RNA export through the nuclear pore complex: pathways, mechanisms, and imaging strategies

Understanding how RNA molecules traverse the nuclear pore complex (NPC) is central to regulated gene expression because the NPC serves as the selective gateway for RNA export from the nucleus. Distinct RNA classes, including tRNAs, snRNAs, miRNAs, lncRNAs, piRNAs, rRNAs, mRNAs, and circRNAs, follow biogenesis-coupled pathways and engage specific transport receptors and accessory factors to cross this barrier.

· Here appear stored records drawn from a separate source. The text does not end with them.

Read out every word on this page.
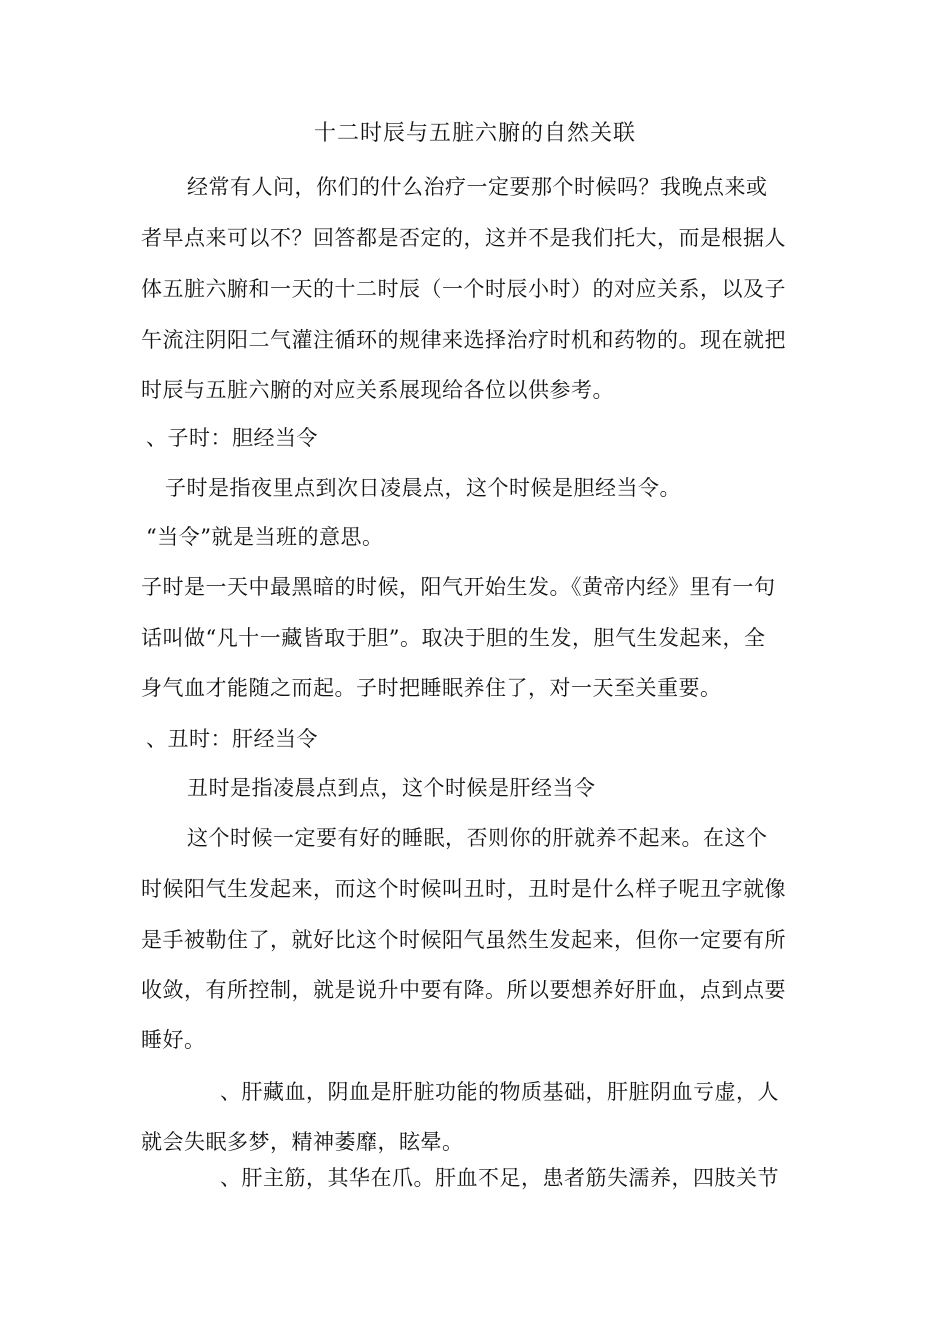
十二时辰与五脏六腑的自然关联
经常有人问，你们的什么治疗一定要那个时候吗？我晚点来或
者早点来可以不？回答都是否定的，这并不是我们托大，而是根据人
体五脏六腑和一天的十二时辰（一个时辰小时）的对应关系，以及子
午流注阴阳二气灌注循环的规律来选择治疗时机和药物的。现在就把
时辰与五脏六腑的对应关系展现给各位以供参考。
、子时：胆经当令
子时是指夜里点到次日凌晨点，这个时候是胆经当令。
“当令”就是当班的意思。
子时是一天中最黑暗的时候，阳气开始生发。《黄帝内经》里有一句
话叫做“凡十一藏皆取于胆”。取决于胆的生发，胆气生发起来，全
身气血才能随之而起。子时把睡眠养住了，对一天至关重要。
、丑时：肝经当令
丑时是指凌晨点到点，这个时候是肝经当令
这个时候一定要有好的睡眠，否则你的肝就养不起来。在这个
时候阳气生发起来，而这个时候叫丑时，丑时是什么样子呢丑字就像
是手被勒住了，就好比这个时候阳气虽然生发起来，但你一定要有所
收敛，有所控制，就是说升中要有降。所以要想养好肝血，点到点要
睡好。
、肝藏血，阴血是肝脏功能的物质基础，肝脏阴血亏虚，人
就会失眠多梦，精神萎靡，眩晕。
、肝主筋，其华在爪。肝血不足，患者筋失濡养，四肢关节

Recent advances in single-molecule and super-resolution microscopy now enable direct, NPC-resolved visualization of transport for selected RNA species, allowing quantitative measurements of export kinetics, 3D trajectories through the pore, and interaction dynamics with NPC substructures. Here, we review and compare what has been learned from NPC-resolved imaging across RNA classes studied to date, highlighting both shared organizing principles and cargo-specific behaviours. We then describe an experimental and analytical toolbox for NPC-resolved studies of mRNA and pre-ribosomal particle export, including RNA-labelling strategies, major single-molecule and super-resolution modalities, and quantitative metrics used to extract transport parameters. Finally, we discuss key technical and conceptual barriers that currently limit extension to other RNA classes, particularly small and/or low-abundance RNAs, and outline practical strategies to overcome these constraints. Together, this review provides a unified framework for the next generation of single-molecule dissection of RNA dynamics at the nuclear pore.